Vertical tunnel diode arrays made from multiwall carbon nanotubes (MWCNTs) have shown recent promise for developing a practical optical rectenna, which is a device to convert electromagnetic waves at optical frequencies to direct current. Realizing an optical rectenna requires an antenna to be coupled to a diode that operates on the order of PHz (switching speed on the order of fs). Previously, we have demonstrated an optical rectenna device by engineering MWCNT–insulator–metal (MWCNT–I–M) tunnel diodes at the tips of vertically aligned MWCNT arrays, which act collectively as the antenna. However, the high electrical resistance of the MWCNT–I–M diode must be reduced to enable improved impedance matching between diode and antenna, which limited the rectified power in our prior work.

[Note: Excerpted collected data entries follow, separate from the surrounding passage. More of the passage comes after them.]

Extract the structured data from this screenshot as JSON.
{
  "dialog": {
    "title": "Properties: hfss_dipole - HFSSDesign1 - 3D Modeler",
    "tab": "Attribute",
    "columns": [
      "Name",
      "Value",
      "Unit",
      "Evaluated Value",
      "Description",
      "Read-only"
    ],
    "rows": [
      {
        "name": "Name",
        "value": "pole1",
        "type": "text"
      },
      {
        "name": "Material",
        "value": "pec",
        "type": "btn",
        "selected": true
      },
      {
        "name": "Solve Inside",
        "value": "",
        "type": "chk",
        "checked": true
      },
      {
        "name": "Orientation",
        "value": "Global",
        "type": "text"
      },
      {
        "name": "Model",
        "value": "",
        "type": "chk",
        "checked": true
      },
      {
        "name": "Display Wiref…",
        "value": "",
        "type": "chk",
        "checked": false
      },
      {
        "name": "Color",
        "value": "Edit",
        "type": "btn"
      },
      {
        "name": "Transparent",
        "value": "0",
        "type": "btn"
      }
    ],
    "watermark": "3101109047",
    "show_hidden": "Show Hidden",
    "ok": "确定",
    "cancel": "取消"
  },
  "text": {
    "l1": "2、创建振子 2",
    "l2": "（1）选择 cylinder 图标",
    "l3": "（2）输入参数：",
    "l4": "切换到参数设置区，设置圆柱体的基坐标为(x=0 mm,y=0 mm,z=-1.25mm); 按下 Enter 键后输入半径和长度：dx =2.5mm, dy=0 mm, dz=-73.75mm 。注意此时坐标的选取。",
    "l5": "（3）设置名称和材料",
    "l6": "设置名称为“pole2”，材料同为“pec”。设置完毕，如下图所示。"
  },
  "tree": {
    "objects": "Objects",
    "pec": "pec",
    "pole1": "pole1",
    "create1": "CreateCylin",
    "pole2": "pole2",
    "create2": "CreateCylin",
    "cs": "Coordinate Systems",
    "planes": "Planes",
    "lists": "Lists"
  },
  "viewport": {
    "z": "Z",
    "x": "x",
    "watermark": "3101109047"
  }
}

Here, we address this issue of impedance mismatch through a series of experiments designed to elucidate contributions to the total electrical resistance of the device. Different combinations of metals, and metal and insulator thicknesses were tested for reduced contact resistance, while maintaining a working diode. Another development toward reducing resistance was to open MWCNT tips using oxygen plasma, which exposed multiple walls for bonding rather than just outer wall of closed tip CNTs. These developments were combined to reduce zero-bias resistance of MWCNT–I–M diode arrays to as low as 100 Ω ·cm2, which is 75 times lower than in our previous report.